Bob: It’s actually called GNU/Linux.
This rule was first implemented at Bergson-Shilcock’s pre-RC recruitment company. “We would make nitpicky corrections of each other that didn’t move the company forward,” he says. “By naming it, we were able to greatly reduce it in ourselves and it made for a much more pleasant working environment.”
“Feigning surprise” is expressing surprise that someone doesn’t know something. It makes questioners feel bad and less likely to ask questions in the future, which makes it harder for them to learn.
Dan: What’s the command line?
Carol: Wait, you’ve never used the command line?
“You can ask anything you want here and nobody’s gonna be like, ‘Oh, you didn’t know that?’” says Carson. “I think that environment really let me grow as a programmer because I was able to ask so many questions.”
“Backseat driving” is when you lob advice from across the room, possibly giving advice that’s not actually helpful.
Bob: What’s the name of the string copy function?
Alice: Strncpy.
Eve: (from across the room) You should use strlcpy. It’s safer.
“Subtle-isms” are subtle expressions of racism, sexism, ageism, homophobia, transphobia, and other forms of bias and prejudice. They are seemingly minor things that you say or do that make others feel unwelcome. If you box out the only woman at the whiteboard during a discussion or assume someone isn’t a programmer because of their race or gender, it’s a subtle-ism.
“I’ve described myself as a feminist, but I know I say sexist things sometimes,” says Carson. “We all do. Having the social rules there and knowing that if somebody does make a weird remark, it’s never gonna be a big deal, I think that is what leads to psychological security. ”
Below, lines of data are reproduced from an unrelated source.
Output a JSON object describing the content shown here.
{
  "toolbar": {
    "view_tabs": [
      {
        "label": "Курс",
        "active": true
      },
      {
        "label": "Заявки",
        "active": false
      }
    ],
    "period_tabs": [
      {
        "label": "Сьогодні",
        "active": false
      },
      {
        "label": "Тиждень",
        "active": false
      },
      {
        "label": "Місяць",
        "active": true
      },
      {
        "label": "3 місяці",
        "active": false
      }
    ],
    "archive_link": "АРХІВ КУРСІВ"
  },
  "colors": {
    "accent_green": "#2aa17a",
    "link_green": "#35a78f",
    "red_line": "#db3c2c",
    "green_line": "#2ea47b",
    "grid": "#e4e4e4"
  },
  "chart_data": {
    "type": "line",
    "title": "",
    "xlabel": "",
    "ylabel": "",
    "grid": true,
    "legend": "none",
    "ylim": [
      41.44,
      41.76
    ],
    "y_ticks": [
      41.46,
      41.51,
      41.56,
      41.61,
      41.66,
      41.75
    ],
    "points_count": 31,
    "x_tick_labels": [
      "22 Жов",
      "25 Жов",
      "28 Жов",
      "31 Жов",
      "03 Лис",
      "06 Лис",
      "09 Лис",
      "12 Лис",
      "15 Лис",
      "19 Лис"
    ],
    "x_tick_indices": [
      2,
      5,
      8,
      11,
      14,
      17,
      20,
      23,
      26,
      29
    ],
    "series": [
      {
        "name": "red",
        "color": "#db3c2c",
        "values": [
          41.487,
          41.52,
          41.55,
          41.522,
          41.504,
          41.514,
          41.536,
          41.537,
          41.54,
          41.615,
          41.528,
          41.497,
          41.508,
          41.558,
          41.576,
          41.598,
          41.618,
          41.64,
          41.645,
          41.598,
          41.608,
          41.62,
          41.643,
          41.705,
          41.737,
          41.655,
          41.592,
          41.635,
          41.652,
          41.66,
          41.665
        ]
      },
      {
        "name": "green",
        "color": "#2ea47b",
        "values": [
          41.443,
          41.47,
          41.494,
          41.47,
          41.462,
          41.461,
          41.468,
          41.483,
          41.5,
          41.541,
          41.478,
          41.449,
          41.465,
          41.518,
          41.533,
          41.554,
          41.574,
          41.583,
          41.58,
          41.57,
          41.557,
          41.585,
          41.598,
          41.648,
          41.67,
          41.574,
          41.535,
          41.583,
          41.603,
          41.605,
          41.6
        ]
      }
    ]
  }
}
RC’s diversity combined with the social rules seem to create a unique environment. Marijn Haverbeke, who spent a week as an experienced resident programmer at RC, noted this in a blog post about the experience.
“That diversity works,” writes Haverbeke. “It, along with the healthy social framing provided by the organization, creates a social atmosphere very different from your typical young-white-guy tech environment. There was no emotional vacuum. I didn’t have to cringe at terrible or insensitive jokes. People weren’t one-upping each other.”
Bergson-Shilcock would like to see RC’s social rules adopted in companies and colleges to help create a better working environment for everyone. “As a woman I feel very comfortable here,” adds Carson. “I am a person before I am female. I’m a programmer before anything else.”